Creo que corremos el riego pues de convertir las nuevas paternidades en una especie de mística mediante la cual, una vez más, asumimos las portadas y el protagonismo, acaparamos jornadas y eventos, convirtiéndonos en héroes que en vez de superpoderes llevan en sus manos ramos de flores y paquetes de pañales. Me da miedo pensar que nos volvamos a quedar en la superficie y que la conversión del 19 de marzo en día del padre igualitario no sea más que una operación cosmética de esas que hacen que todo cambie para que todo siga igual. Y todo ello porque estoy plenamente convencido de que la desigualdad entre mujeres y hombres tiene que ver con unas estructuras de poder – político, económico, cultural, simbólico – que van mucho más allá de nuestras relaciones familiares.

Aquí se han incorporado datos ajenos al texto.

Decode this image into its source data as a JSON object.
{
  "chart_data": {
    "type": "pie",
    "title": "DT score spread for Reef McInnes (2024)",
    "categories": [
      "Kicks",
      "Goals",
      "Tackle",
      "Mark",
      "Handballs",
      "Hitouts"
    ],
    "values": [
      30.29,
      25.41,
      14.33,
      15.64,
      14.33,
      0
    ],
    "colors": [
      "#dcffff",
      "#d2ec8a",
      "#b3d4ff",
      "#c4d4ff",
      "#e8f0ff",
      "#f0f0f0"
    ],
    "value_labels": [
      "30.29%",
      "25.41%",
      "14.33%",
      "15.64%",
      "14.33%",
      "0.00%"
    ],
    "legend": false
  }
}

Unas relaciones que, obviamente, hemos de construir sobre el reconocimiento del otro como igual y de la corresponsabilidad a todos los niveles, pero que no bastarán para darle la vuelta a un mundo en el que ellas son las principales víctimas del «gobierno de los padres», incluidos esos que ahora suben fotos a Facebook acariciando a sus hijos como nunca los suyos hicieron con ellos.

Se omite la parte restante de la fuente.